Founder, Aplat Inc. Based in San Francisco, Shujan Bertrand is an advocate for sustainable local manufacturing, supporting local organic farms, and food producers, and donates 1% of profits to environmental and non-profit organizations. Shujan uses the art of origami principles for zero waste design and manufacturing. Through Aplat, she hopes to grow awareness for responsible design, creating new partnerships with sustainable companies and organizations who care about people and the planet. Shu has worked internationally in Paris, Milan, and Seoul. She is an industrial designer with over 20 years of product design experience in soft goods design, advanced product development, design research, and strategy. She has impacted brands around the globe, translating user-centered insights into new product and business opportunities. She has led design teams and projects for studios like Astro Studios and IDEO, and for brands such as Incase, Steelcase, Nike, Samsung, LG Electronics, and Procter & Gamble. She has served on the design jury teams for IDEA and the Canne Lion Innovation Awards in France.  

Activities for Shujan

IDEA Jury Chair | 2023
20/2X Recognition | 2020

Known for her contributions to the advancement of women in industrial design and sustainable design, Shujan Bertrand, IDSA has used her unique skills for immense social good this year. She and her San Francisco-based design studio Aplat, which manufactures zero-waste products, quickly pivoted to producing PPE when the novel coronavirus began spreading worldwide in early 2020.

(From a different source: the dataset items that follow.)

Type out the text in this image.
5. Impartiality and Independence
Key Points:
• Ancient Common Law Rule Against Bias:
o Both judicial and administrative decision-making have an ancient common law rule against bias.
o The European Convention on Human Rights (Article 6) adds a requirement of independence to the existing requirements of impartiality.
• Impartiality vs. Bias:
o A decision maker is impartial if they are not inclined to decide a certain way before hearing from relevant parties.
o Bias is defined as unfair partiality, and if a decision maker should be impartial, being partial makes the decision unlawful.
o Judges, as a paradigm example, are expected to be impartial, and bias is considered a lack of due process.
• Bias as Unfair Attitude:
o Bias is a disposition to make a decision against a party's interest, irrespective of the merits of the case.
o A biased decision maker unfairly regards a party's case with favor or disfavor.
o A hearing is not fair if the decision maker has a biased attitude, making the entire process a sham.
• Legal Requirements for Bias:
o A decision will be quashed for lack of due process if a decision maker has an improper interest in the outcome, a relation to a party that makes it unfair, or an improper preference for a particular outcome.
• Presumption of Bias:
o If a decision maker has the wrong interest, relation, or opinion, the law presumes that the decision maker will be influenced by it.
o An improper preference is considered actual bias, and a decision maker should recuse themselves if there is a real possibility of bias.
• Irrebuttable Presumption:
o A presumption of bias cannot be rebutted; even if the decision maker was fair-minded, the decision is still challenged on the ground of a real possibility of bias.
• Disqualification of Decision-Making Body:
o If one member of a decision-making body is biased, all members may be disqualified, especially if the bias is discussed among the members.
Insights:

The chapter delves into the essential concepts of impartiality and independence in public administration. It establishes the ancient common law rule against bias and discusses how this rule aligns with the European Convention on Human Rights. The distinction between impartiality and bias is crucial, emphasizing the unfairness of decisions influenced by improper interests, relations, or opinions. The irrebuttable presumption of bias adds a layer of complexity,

“In early March, before California’s shutdown, I was watching Europe and Asia struggle through the early stages of the pandemic,” Shujan recalls. “I paid close attention to the shortage and increasing demand for protective face masks and knew that I had to do something to help. Intuitively I began to prototype and refine over 50 designs and landed on the best mask design that fit over my family’s various face shapes and sizes, and for a sister who is a MD surgeon, wanting this design to support her needs first. With my factory across the street from the studio, in just two weeks, I was able to produce 10,000 masks to donate nationwide, to hospitals and essential healthcare workers.”

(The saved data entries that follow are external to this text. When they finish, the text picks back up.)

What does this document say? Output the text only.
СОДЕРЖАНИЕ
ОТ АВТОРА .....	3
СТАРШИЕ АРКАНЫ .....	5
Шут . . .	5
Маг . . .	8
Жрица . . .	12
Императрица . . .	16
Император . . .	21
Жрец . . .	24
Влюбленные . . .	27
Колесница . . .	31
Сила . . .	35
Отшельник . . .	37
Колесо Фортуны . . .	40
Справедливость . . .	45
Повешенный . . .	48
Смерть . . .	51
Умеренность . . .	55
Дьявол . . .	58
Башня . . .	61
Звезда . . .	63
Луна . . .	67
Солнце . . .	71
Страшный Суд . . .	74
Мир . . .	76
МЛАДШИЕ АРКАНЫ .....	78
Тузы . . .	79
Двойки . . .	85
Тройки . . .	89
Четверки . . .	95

Aplat has since donated over 20,000 masks to frontline workers, and the free Aplat mask pattern has been downloaded over one million times across the world. “I’ve received letters and images from people who have made their own Aplat mask at home, connecting me to others during challenging and uncertain times,” Shujan says. The Aplat origami mask design also made the cover of INNOVATION magazine “Urgent Design” Summer 2020 issue, accompanied by Shujan’s article “Origami to the Rescue.”

Staying in business and making it through 2020 has been an accomplishment in and of itself for Shujan and her team at Aplat; although, much to their surprise, Aplat’s masks and matching culinary totes have now become the company’s best-selling products. “The intention was to manufacture masks as a temporary solution to serve the shortage and for donation only,” Shujan says, “but today we continue to provide Aplat origami masks in seven different colors. We use the same sustainability zero-waste designs and origami principles applied in the rest of our collection in our masks. All of our products are compostable and biodegradable at the end of their lifecycle.”

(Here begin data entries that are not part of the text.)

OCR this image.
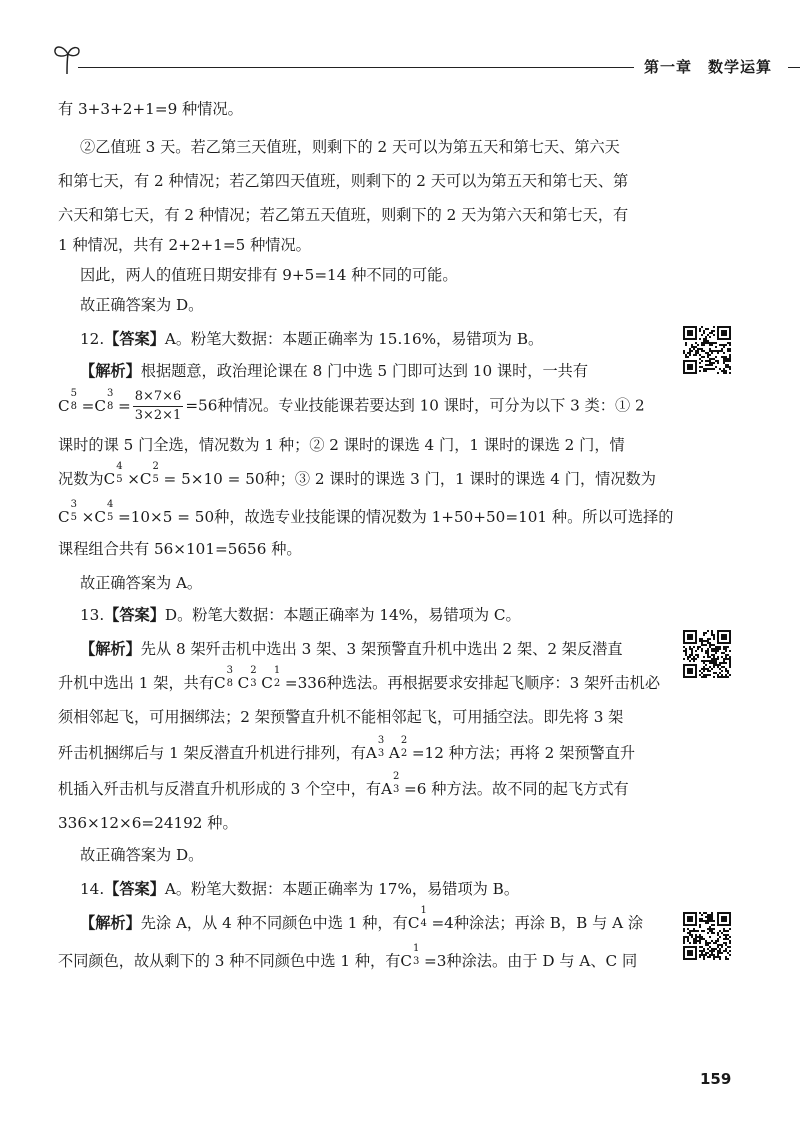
第一章 数学运算
有 3+3+2+1=9 种情况。
②乙值班 3 天。若乙第三天值班，则剩下的 2 天可以为第五天和第七天、第六天
和第七天，有 2 种情况；若乙第四天值班，则剩下的 2 天可以为第五天和第七天、第
六天和第七天，有 2 种情况；若乙第五天值班，则剩下的 2 天为第六天和第七天，有
1 种情况，共有 2+2+1=5 种情况。
因此，两人的值班日期安排有 9+5=14 种不同的可能。
故正确答案为 D。
12.【答案】A。粉笔大数据：本题正确率为 15.16%，易错项为 B。
【解析】根据题意，政治理论课在 8 门中选 5 门即可达到 10 课时，一共有
C
5
8 =C
3
$8 = \frac{8\times 7\times 6}{3\times 2\times 1} =56$种情况。专业技能课若要达到 10 课时，可分为以下 3 类：① 2
课时的课 5 门全选，情况数为 1 种；② 2 课时的课选 4 门，1 课时的课选 2 门，情
况数为C
4
5 ×C
2
5 = 5×10 = 50种；③ 2 课时的课选 3 门，1 课时的课选 4 门，情况数为
C
3
5 ×C
4
5 =10×5 = 50种，故选专业技能课的情况数为 1+50+50=101 种。所以可选择的
课程组合共有 56×101=5656 种。
故正确答案为 A。
13.【答案】D。粉笔大数据：本题正确率为 14%，易错项为 C。
【解析】先从 8 架歼击机中选出 3 架、3 架预警直升机中选出 2 架、2 架反潜直
升机中选出 1 架，共有C
3
8 C
2
3 C
1
2 =336种选法。再根据要求安排起飞顺序：3 架歼击机必
须相邻起飞，可用捆绑法；2 架预警直升机不能相邻起飞，可用插空法。即先将 3 架
歼击机捆绑后与 1 架反潜直升机进行排列，有A
3
3 A
2
2 =12 种方法；再将 2 架预警直升
机插入歼击机与反潜直升机形成的 3 个空中，有A
2
3 =6 种方法。故不同的起飞方式有
336×12×6=24192 种。
故正确答案为 D。
14.【答案】A。粉笔大数据：本题正确率为 17%，易错项为 B。
【解析】先涂 A，从 4 种不同颜色中选 1 种，有C
1
4 =4种涂法；再涂 B，B 与 A 涂
不同颜色，故从剩下的 3 种不同颜色中选 1 种，有C
1
3 =3种涂法。由于 D 与 A、C 同
159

Shujan adds that her key motivation to get through this year has been her family and friends. “Our circle is small but strong,” she says. “Friendship is rooted in my design community, all of which are IDSA members or have served on the IDEA jury with me these past few years.” She also continues to be inspired by authenticity, zero-waste living, gardening, and nature.

Currently, she’s developing her home property into an outdoor social space with an edible garden, researching partnerships with emerging sustainable fiber companies to work into Aplat’s circular economy business model, and exploring how to continue to fold origami designs into the Aplat collection. “Every product we make scales into the family of golden ratios,” Shujan says. “In the future, we hope to publish an ‘Aplat Origami Design’ book filled with endless ideas of how to transform a single sheet into new forms.”